Thales sur la smart city, Legrand sur les objets connectés, ont beaucoup à apporter. Les entreprises chinoises le savent. L'avenir est à l'industrie connectée. Les Smart Cities dans la région des perles, située au sud de la Chine, est en cela un laboratoire et une opportunité pour les entreprises européennes, françaises en particulier. Clairement, le déficit de notre efficacité politique ne nous permettra pas à nous Européens de rivaliser avec les géants du net qu'ils soient Chinois ou Américains à moins que nous travaillions pour les deux. Mais le risque dans la guerre ­technologique des deux superpuissances comme le rappelait récemment David Baverez, c’est de devenir leur Yémen, c’est-à-dire l’endroit où l’Iran et l’Arabie saoudite se font la guerre, en dehors de chez eux. 

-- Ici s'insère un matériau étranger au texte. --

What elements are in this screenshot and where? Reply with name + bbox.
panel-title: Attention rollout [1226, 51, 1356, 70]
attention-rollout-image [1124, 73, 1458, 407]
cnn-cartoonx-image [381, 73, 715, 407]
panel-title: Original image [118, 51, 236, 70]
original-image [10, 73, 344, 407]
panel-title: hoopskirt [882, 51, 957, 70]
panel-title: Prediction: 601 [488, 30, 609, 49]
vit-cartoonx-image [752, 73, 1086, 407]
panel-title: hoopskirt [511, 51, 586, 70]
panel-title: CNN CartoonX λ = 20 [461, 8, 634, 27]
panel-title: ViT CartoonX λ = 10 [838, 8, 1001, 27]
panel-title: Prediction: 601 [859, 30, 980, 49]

Cette trêve entre les deux pays est-elle durable ? L'Europe peut-elle en profiter ou est-elle déjà trop en retard ?

Les États-Unis font l’impasse sur les industries du XXIe siècle liées à l’environnement. Cela nous ouvre une opportunité fantastique, donc il faut nous lancer. Il faut aussi taper du poing sur la table et exiger des Chinois qu’ils ouvrent leur marché. Enfin, il faut savoir jouer de la concurrence entre Chinois. La Chine divise l’Europe tous les jours, il faut diviser à notre tour la Chine mais aussi les Etats-Unis. La crise du coronavirus en Chine va de surcroît rabattre les cartes. A nous de saisir les opportunités qui vont en découler.